Beitragvon diala » Mittwoch 2. Mai 2018, 18:35

Ich bin wieder mal auf Sattelsuche für mein Mimöschen... eine leichte Freiberger Stute, 15j, die jetzt langsam einen akzentuierteren Widerrist bekommt, aber dennoch relativ weit in der Kammer (und auch in der Lende) ist. Sie ist kurz und leicht überbaut, was uns sattelmässig ein Leben lang beschäftigt hat. Sättel die einigermassen gingen, waren ein kurzer Crates Westernsattel (vom Sattler als passend verkauft; aber im Viereck, in den Wendungen, ist sie damit nie flüssig gelaufen, und jetzt fängt er wohl an, zu "brücken"). Der zweite war ein Röösli-Dressursattel, vom Hersteller als passend verkauft, und der dritte ist ein Torsion. Mit letzterem läuft sie nach wie vor am lockersten. Sämtliche anderen getesteten Sättel im englischen Schnitt warfen mich nach vorne, sodass ich mich permanent mit den Oberschenkeln anklammern musste. Und alle Sättel, die sie nicht mag (auch den Röösli), quittiert sie mit kurzen Hüpfern beim Antraben, oder sobald ich anfangs einen etwas fleissigeren Schritt verlange. Ausser mit dem massiv unterpolsterten Torsion sind die ersten zehn Minuten Schritt sowieso ungeniessbar...

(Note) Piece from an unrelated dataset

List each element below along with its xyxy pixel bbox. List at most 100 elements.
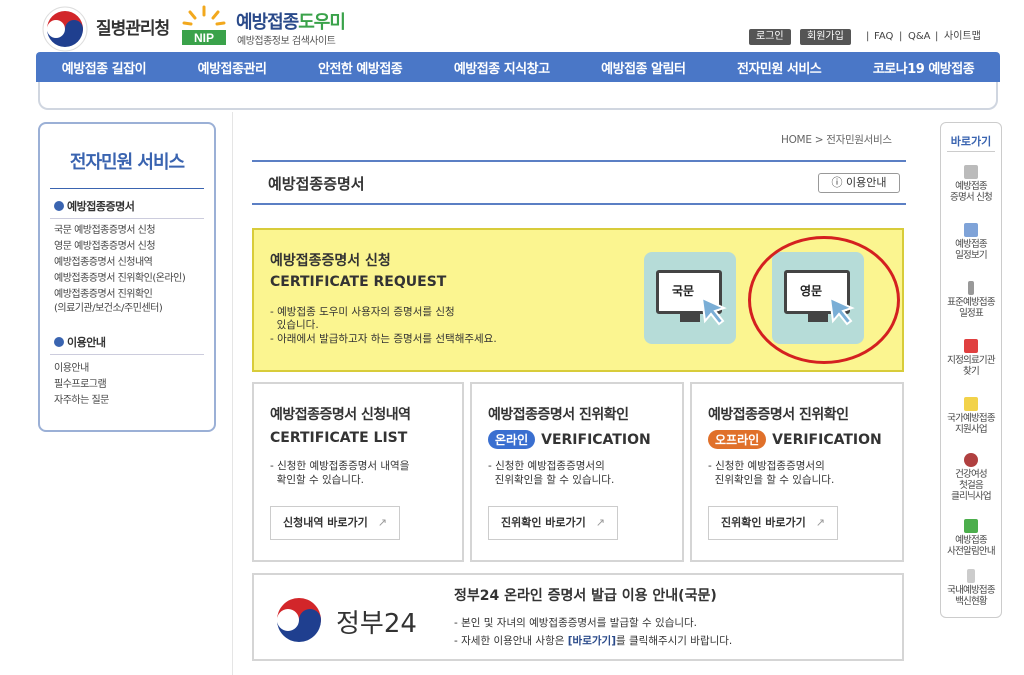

Nun habe ich nach Jahren wieder einmal den RR aufgelegt. Meiner Meinung nach passt er heute pferdseitig recht gut, aber auch hier kippe ich nach vorne. Gibt es Tricks, dies zu verhindern? Kann man den Sitz irgendwie verstellen, dass er vorne hoch oder hinten runter kommt (bevor ich das ganze Ding zerlege...), kann man dafür irgendwelche Schraubenlöcher versetzen, oder macht es Sinn, ihn vorne "hosenseitig" irgendwie hochzupolstern?

Ich bin dankbar für eure Ideen... Ziel wäre eine wanderritttaugliche Lösung, also Dauerbelastung. Mit dem Torsion geht das leider nur einzelne Tage, weil trotz allen Polstern die Wirbelsäule nicht frei ist.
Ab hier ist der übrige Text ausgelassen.